Why does it need a special name? There’s a wavefunction. Part of that wavefunction represents a Mitchell_Porter observing stuff. It’s that part of the wavefunction.
That’s no good if I’m trying to evaluate MWI as a physical theory. Those are just words. You can try to extract a “branch” from a wavefunction or a state vector in a variety of ways. You might focus on a specific classical configuration (then we might have to quibble about whether you mean the point in configuration space that is labeled by that configuration, or whether you mean the delta function peaked at that point in configuration space). Or we might be talking about some other sort of basis function in terms of which a wavefunction might be decomposed (momentum eigenfunctions, wavelets, eigenfunctions of other observables). We might be talking about reduced density matrices rather than pure states…
If someone wants to insist that, in their version of MWI, there is a locally specific reality only for the region of the observer’s brain corresponding to conscious observation, they can dodge some of the details by saying we don’t know enough neuroscience yet. But they should be able to make precise statements about what sort of mathematical vivisection is going to be performed on the local wavefunction in order to get the “part of the wavefunction… observing stuff”. Otherwise, they don’t yet have a physical theory, just a vague hope that some version of Many Minds will work out.

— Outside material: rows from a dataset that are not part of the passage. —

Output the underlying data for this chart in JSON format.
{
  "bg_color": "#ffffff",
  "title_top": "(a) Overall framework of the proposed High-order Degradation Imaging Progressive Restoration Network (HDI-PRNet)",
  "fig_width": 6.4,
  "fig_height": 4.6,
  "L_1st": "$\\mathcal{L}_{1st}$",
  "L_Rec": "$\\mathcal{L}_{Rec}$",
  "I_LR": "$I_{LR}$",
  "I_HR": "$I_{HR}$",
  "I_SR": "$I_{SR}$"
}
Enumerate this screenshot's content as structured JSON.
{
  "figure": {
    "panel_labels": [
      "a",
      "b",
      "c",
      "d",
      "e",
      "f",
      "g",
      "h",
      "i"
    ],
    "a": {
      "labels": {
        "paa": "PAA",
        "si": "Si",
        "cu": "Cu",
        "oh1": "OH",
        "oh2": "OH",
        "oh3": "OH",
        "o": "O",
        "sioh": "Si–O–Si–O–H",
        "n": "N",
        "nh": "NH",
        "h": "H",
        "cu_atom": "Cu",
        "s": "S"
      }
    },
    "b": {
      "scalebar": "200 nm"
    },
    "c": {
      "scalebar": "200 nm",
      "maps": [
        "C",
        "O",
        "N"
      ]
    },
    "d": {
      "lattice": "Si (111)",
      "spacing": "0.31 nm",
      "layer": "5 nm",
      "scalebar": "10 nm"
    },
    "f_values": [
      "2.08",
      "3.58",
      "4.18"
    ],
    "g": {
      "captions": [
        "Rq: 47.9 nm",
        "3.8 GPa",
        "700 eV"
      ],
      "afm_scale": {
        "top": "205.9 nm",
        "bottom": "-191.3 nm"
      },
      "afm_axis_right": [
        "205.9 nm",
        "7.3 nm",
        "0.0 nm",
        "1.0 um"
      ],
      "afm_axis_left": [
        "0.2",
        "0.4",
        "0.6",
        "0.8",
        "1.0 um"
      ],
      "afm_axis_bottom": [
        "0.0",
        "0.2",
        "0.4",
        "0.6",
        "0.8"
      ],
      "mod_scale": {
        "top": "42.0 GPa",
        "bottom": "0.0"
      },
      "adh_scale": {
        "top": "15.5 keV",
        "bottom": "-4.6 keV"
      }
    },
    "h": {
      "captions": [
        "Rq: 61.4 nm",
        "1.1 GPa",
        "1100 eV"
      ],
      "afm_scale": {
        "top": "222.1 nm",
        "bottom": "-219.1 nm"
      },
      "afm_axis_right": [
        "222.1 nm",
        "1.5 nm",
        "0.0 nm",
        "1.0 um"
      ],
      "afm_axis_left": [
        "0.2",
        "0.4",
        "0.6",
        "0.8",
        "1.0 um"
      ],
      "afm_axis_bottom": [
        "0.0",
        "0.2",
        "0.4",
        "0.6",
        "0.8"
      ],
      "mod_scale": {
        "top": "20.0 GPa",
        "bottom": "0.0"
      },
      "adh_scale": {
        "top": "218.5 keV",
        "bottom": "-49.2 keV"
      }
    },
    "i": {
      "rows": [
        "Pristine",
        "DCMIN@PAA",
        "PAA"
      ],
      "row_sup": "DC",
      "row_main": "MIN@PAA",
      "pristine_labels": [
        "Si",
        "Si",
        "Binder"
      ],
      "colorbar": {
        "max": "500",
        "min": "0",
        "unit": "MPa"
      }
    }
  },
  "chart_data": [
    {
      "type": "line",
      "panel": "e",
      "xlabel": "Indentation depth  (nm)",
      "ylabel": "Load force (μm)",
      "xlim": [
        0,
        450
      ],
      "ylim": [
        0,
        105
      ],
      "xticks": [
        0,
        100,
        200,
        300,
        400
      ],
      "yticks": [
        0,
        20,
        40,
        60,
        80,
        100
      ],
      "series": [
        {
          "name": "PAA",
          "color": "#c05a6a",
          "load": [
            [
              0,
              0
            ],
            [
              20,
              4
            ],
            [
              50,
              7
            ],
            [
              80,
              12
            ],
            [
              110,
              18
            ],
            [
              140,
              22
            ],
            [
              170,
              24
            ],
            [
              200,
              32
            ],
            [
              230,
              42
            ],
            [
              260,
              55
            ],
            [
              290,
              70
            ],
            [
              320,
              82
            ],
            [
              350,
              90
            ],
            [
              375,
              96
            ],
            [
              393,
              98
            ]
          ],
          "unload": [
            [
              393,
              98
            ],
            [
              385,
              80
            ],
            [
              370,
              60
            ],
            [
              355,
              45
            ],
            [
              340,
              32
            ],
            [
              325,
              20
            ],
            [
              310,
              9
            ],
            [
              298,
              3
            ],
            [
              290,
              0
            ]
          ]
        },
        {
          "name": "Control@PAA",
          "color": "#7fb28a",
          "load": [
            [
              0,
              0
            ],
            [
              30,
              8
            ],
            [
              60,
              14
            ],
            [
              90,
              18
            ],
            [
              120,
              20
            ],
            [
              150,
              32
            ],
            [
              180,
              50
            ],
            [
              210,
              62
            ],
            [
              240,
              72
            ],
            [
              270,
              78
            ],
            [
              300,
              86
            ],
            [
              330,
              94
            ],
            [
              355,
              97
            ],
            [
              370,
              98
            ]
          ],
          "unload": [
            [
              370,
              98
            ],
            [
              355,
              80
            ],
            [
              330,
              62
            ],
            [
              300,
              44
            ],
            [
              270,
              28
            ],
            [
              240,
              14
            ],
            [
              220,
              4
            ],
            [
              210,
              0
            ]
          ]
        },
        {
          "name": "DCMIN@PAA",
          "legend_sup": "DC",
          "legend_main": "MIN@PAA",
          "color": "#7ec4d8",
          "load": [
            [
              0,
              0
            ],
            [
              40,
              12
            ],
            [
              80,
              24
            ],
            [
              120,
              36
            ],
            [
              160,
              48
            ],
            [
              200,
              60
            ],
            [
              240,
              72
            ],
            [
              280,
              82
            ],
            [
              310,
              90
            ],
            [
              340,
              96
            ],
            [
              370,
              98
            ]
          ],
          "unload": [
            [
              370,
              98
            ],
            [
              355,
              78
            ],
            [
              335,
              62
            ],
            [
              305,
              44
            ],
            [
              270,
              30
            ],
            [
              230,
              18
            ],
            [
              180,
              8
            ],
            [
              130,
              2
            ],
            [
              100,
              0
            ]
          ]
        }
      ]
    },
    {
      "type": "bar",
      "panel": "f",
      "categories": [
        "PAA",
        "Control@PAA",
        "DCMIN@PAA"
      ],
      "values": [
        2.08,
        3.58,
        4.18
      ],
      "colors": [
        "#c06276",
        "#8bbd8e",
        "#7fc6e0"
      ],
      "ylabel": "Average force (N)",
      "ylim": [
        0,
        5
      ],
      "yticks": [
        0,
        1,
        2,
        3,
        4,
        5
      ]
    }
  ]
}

And by the way, if we are not saying that branches correspond to universe-wide configurations, but rather just to local configurations, what’s responsible for tying together a million different information-processing events into a single mind-state? Every neighboring molecule in the brain ought to be locally branching, constantly, and independently of branchings on the other side of the skull. How could you ever justify speaking about “the” state of someone’s brain, even just as one branch of an Everett multiverse? The cognitive state will have to “supervene” on something which, from an atomic and subatomic level, is already a very intricate superposition.
No, you have this backwards. You’re looking for some words. I’m telling you there are just numbers. The numbers are all we need to be evaluating here.
Fine, let’s talk about numbers.
If you tell me that reality is one big wavefunction, and that observable reality is made of states of neurons, then you need to tell me how to get “state of neuron” from “wavefunction”. Which set of numbers do I use?
Is it the coefficients of the wavefunction, expressed in a global configuration basis? Is it the coefficients of the wavefunction, expressed in some other basis? Or should I be looking at the matrix elements of reduced density matrices?
Also, if we talk about the configuration basis, should I regard the numbers specifying a particular configuration as part of reality? From a Hilbert-space geometric perspective, a “wavefunction” is actually a state vector, so it’s just a ray in Hilbert space, and the associated configuration is just a label for that ray, like the “x” attached to a coordinate axis.
A basis function is a different object to a density matrix, and the coefficient of a basis vector is a different sort of quantity to the quantities appearing in the label of the basis vector (that is, the eigenvalues associated with the vector).
I need to know which of the various types of number that can be associated with a quantum state, are supposed to be related to observable reality.